Dalam konteks sosiologi, urbanisme dipahami sebagai dinamika perkotaan yang memiliki peran untuk menunjukkan kekhasan gaya hidup suatu kelompok.
Pada tahun 1938, Wirth mempublikasikan jurnal Urbanism As a Way of Live yang mengemukakan proposisi sosiologi terkait karakteristik kehidupan perkotaan yang dapat ditinjau melalui hubungan antara angka populasi, kepadatan pemukiman, dan heterogenitas penduduk.
Keterhubungan antara ketiga karakteristik kehidupan perkotaan melahirkan perspektif sosiologi, meliputi: 1) Struktur fisik, 2) Struktur sosial, dan 3) Seperangkat perilaku kolektif.
Pada dasarnya, perspektif sosiologi perkotaan dipengaruhi oleh variabel intervening, yaitu manusia. Kedudukan manusia sebagai makhluk sosial tidak dapat dilepaskan dari pengaruh individu lain dan lingkungan sekitar.
Secara psikis, manusia memiliki kehendak atau dorongan untuk mewujudkan interaksi sosial. Dorongan untuk mencapai bentuk interaksi antar individu berkaitan dengan salah satu hierarki kebutuhan manusia yang pernah disinggung oleh Maslow pada tahun 1943, yaitu kebutuhan keterlibatan sosial yang menempati posisi hierarki ketiga.
Kebutuhan manusia akan keterlibatan sosial dalam lingkup perkotaan biasanya dimulai dari pemukiman atau lingkungan hunian.
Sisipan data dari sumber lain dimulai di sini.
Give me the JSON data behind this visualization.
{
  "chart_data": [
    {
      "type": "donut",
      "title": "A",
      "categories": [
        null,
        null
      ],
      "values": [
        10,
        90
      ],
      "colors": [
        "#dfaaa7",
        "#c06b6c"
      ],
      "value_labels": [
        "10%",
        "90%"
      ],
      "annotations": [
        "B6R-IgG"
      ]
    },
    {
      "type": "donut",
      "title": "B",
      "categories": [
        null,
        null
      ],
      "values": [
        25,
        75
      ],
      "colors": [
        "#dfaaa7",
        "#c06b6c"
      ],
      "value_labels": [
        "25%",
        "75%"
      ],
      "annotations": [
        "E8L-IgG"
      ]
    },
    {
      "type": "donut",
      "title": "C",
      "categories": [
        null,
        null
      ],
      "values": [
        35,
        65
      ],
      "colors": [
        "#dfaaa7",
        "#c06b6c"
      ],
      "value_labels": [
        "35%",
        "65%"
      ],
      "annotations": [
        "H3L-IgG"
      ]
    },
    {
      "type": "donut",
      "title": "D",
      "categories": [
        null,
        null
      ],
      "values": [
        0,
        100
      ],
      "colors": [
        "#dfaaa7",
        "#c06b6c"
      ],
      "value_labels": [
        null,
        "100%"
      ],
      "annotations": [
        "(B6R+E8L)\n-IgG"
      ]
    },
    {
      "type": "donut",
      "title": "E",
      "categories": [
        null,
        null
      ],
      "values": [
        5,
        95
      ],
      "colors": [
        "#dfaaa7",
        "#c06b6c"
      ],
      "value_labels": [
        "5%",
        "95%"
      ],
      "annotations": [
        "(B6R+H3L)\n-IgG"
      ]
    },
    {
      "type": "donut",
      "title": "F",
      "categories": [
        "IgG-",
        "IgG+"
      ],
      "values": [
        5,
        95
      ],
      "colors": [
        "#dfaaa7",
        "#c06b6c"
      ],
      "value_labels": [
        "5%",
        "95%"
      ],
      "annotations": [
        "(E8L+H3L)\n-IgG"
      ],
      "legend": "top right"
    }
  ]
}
Hal ini dikarenakan pemukiman bertindak sebagai medium pembentukan pribadi dan budaya suatu kelompok atau komunitas yang mencerminkan masyarakatnya secara menyeluruh (Silas, 1993), sehingga manusia sebagai makhluk yang membutuhkan sense of belonging akan menginisiasikan suatu interaksi yang merupakan cikal bakal dari hubungan sosial.
Lebih dari itu, pemukiman juga bertindak sebagai sistem yang mempertimbangkan keseimbangan akan ekosistem dan sistem sosial dalam lingkungan hidup manusia yang bersifat saling ketergantungan.
Hal yang dianggap penting dalam memahami urbanisme dari segi sosiologi adalah melalui kekhasan gaya hidup suatu kelompok yang ditinjau melalui perilaku para individu di dalamnya.
Faktor-faktor yang memengaruhi perilaku para individu secara kolektif diperlukan untuk mengemukakan perbedaan dalam hal mengukur tiga fungsi perspektif sosiologi perkotaan, yakni struktur fisik, struktur sosial dan seperangkat perilaku.